Frodo longed to return to Hobbiton, but when he finally got back he didn't fit in anymore. He was changed by what he had experienced.
“How do you pick up the threads of an old life? How do you go on, when in your heart, you begin to understand, there is no going back? There are some things that time cannot mend.”
“The old life does not fit the person you have become. Therefore, there needs to be some adjustments made.”
Frodo Baggins
Sometimes I wish I had never left the shire. I could have played sport and games. Shared familiarity with people I grew up with. Maybe become a farmer like my Dad or a journalist like my mum.
But that wasn't to be my life. This is. Whatever journey I'm on now?
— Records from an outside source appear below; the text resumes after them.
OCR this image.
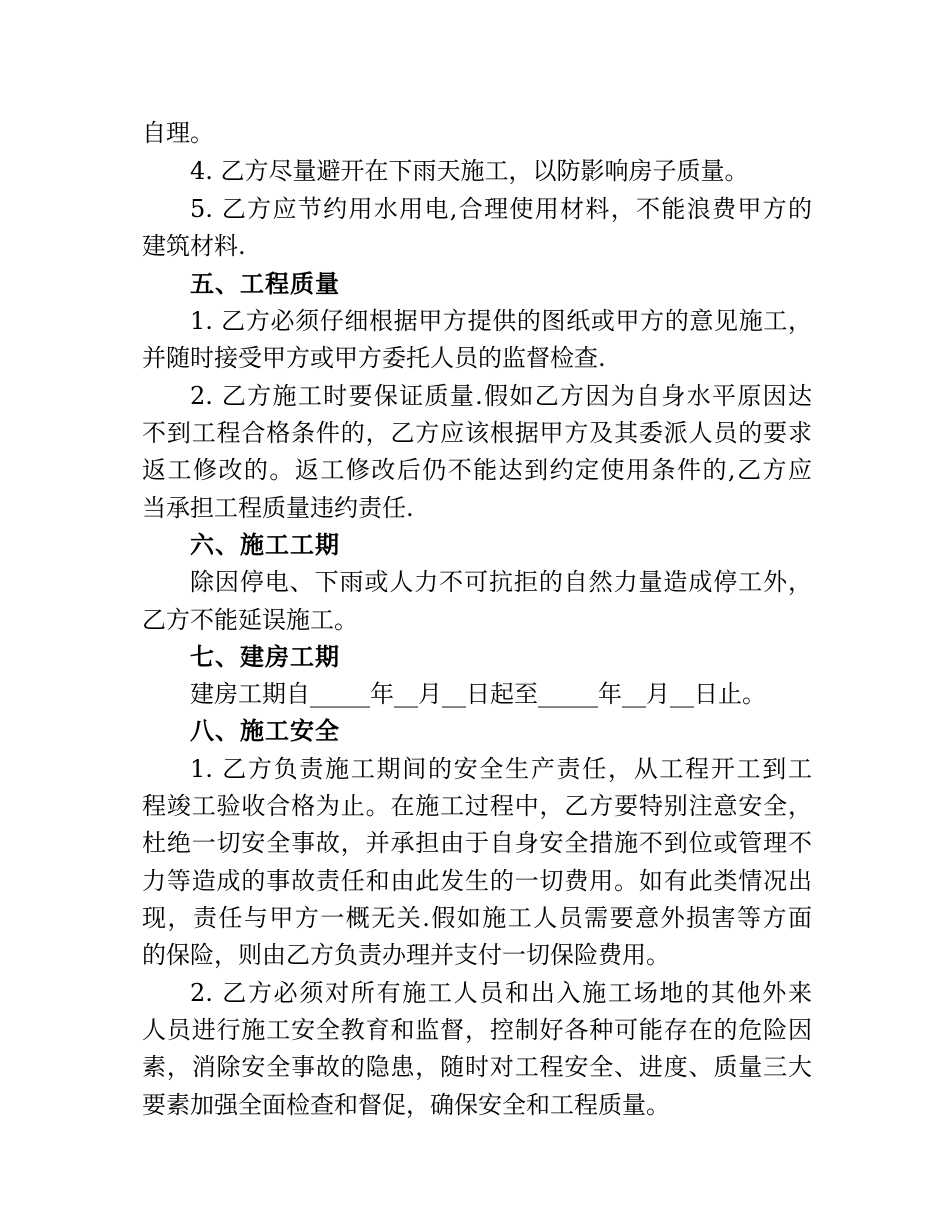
自理。
4. 乙方尽量避开在下雨天施工，以防影响房子质量。
5. 乙方应节约用水用电,合理使用材料，不能浪费甲方的
建筑材料.
五、工程质量
1. 乙方必须仔细根据甲方提供的图纸或甲方的意见施工，
并随时接受甲方或甲方委托人员的监督检查.
2. 乙方施工时要保证质量.假如乙方因为自身水平原因达
不到工程合格条件的，乙方应该根据甲方及其委派人员的要求
返工修改的。返工修改后仍不能达到约定使用条件的,乙方应
当承担工程质量违约责任.
六、施工工期
除因停电、下雨或人力不可抗拒的自然力量造成停工外，
乙方不能延误施工。
七、建房工期
建房工期自_____年__月__日起至_____年__月__日止。
八、施工安全
1. 乙方负责施工期间的安全生产责任，从工程开工到工
程竣工验收合格为止。在施工过程中，乙方要特别注意安全，
杜绝一切安全事故，并承担由于自身安全措施不到位或管理不
力等造成的事故责任和由此发生的一切费用。如有此类情况出
现，责任与甲方一概无关.假如施工人员需要意外损害等方面
的保险，则由乙方负责办理并支付一切保险费用。
2. 乙方必须对所有施工人员和出入施工场地的其他外来
人员进行施工安全教育和监督，控制好各种可能存在的危险因
素，消除安全事故的隐患，随时对工程安全、进度、质量三大
要素加强全面检查和督促，确保安全和工程质量。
The next episode. For some reason I ended up in the desert of Western Australia. Before that Scandinanvia and the UK. Who knows where next?
I have a bag tag on my backpack that has a quote from the Lord of the Rings:
“Not all those who wander are lost.”
It’s always a comforting reminder for me that restlessness and a yearning to learn and explore are not necessarily negative things in life.
The feeling of being neither here nor there is just a feeling and feelings come and go. To go ‘there and back again’ is a privilege. The life that we have lived up to this point is in the story bank. I've enjoyed mine and still have more to deposit. How about you?
Ahh fellow wanderer, I think many people need external stability and familiarity to feel safe in the world, to feel safe with their own minds. Then others enjoy where their minds go when they are outside their comfort zones, unafraid in the unknown and even excited by it 🦋
Lovely. Wandering souls, gypsies in modern day. It has a pull on my soul, yet I’ve been staying fairly close to one of my daughters now, and have made a few solid friends.
I feel a bit like the main character in “Chocolat”. The north wind calls. Yet finally, I’ve dumped out the ashes of my ancestors who wandered, and begun my journey of remaining.